It speaks volumes about our many blessings here in America that most of us don’t worry about our food and water supplies. But, we can’t afford to take these items for granted.
According to a 2012 University of Texas/Texas Tribune poll addressing the most important issues facing Texans, none of the respondents listed food availability as a pressing concern. Furthermore, on the heels of the worst one-year drought in Texas history – a drought that resulted in water shortages, mandatory water restrictions and emergency water conditions − only 16 percent of respondents said water is as top priority.
Where our food comes from should be on everyone’s mind.

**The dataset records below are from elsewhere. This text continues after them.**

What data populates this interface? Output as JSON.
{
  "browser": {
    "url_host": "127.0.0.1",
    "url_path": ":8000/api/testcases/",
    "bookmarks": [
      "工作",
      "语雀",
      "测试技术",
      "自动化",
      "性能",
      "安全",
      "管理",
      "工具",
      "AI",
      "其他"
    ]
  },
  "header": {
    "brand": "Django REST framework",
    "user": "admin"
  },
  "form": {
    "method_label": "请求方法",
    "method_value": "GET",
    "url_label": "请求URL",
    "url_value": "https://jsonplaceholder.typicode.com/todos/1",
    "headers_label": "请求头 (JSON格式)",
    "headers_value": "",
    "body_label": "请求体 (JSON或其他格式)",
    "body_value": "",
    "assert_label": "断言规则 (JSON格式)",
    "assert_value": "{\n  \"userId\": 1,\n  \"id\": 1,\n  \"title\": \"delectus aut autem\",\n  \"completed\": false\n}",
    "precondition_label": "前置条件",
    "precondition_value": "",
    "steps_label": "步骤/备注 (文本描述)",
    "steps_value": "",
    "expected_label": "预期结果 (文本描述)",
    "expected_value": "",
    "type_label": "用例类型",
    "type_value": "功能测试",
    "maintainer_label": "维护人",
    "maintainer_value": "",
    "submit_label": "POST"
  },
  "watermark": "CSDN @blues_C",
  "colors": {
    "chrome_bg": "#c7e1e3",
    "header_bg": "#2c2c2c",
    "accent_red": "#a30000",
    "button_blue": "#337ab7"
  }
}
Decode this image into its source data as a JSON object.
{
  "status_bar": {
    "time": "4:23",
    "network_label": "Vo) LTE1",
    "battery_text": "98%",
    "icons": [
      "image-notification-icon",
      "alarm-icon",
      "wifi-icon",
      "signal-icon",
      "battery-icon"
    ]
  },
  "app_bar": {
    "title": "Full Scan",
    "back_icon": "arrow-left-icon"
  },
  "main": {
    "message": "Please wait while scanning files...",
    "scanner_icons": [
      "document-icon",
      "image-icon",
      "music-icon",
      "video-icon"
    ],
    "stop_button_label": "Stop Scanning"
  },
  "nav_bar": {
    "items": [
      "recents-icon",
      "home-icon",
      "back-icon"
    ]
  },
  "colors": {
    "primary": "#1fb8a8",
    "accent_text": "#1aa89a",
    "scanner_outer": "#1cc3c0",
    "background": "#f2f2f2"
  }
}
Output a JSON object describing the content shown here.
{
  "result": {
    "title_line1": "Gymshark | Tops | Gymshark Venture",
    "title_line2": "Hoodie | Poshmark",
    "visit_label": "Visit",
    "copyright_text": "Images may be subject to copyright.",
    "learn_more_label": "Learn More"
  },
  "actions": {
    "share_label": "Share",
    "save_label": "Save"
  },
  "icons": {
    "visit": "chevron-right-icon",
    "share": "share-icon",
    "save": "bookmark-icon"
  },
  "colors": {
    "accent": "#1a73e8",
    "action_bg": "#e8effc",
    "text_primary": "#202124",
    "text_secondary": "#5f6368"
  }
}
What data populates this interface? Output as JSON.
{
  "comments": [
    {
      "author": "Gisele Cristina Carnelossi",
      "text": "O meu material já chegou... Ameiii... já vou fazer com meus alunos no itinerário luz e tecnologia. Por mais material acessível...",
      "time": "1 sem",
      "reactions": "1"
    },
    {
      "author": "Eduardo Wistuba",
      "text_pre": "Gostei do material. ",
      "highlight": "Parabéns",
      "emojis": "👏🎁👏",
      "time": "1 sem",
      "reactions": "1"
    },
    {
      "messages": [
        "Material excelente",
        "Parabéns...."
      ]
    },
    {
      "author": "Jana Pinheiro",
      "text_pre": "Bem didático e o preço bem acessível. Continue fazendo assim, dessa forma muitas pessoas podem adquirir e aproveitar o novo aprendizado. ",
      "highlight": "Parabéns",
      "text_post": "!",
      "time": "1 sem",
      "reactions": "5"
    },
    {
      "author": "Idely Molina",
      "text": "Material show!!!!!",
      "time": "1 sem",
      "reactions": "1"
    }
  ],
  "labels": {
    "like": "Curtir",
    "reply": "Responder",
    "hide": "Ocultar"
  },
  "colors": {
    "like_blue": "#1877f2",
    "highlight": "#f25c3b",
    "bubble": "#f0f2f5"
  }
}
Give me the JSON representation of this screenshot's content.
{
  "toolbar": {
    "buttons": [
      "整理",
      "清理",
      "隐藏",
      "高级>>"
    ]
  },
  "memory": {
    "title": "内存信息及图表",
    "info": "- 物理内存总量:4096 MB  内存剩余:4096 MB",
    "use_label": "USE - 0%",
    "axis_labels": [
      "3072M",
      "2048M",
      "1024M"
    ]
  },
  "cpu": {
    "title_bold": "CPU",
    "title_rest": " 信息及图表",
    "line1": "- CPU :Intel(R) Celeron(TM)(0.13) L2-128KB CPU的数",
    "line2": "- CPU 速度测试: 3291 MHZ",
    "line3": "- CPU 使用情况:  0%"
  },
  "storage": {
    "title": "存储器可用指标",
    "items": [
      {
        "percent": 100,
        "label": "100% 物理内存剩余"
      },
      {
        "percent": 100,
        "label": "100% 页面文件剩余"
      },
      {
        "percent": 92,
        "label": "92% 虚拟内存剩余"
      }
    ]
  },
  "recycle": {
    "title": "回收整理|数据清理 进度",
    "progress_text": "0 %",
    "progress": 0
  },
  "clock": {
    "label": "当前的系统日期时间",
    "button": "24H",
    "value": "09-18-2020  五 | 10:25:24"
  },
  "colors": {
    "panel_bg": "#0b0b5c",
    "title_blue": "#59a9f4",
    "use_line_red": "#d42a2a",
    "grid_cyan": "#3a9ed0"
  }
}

As the bar chart below illustrates, an increasingly large amount of our nation’s fruit and vegetable supply is being imported. From 1980 to 2010, the percentage of foreign fruits and vegetables has grown from 13.9 to 33.5 percent.
What does this mean for consumers? It means more variety on the store shelves, which can be a good thing. It also means we need to take notice of how policies could be hindering domestic food production. Rising energy and input costs and the scarcity of water and a skilled workforce all create barriers for our farmers and ranchers.
We need an energy policy that encourages low-cost options; we need water supplies to meet the needs of all Texans; and we need a workforce that is skilled and reliable. We don’t like being dependent on foreign oil; we cannot become dependent on foreign food. It’s time to rethink our priorities.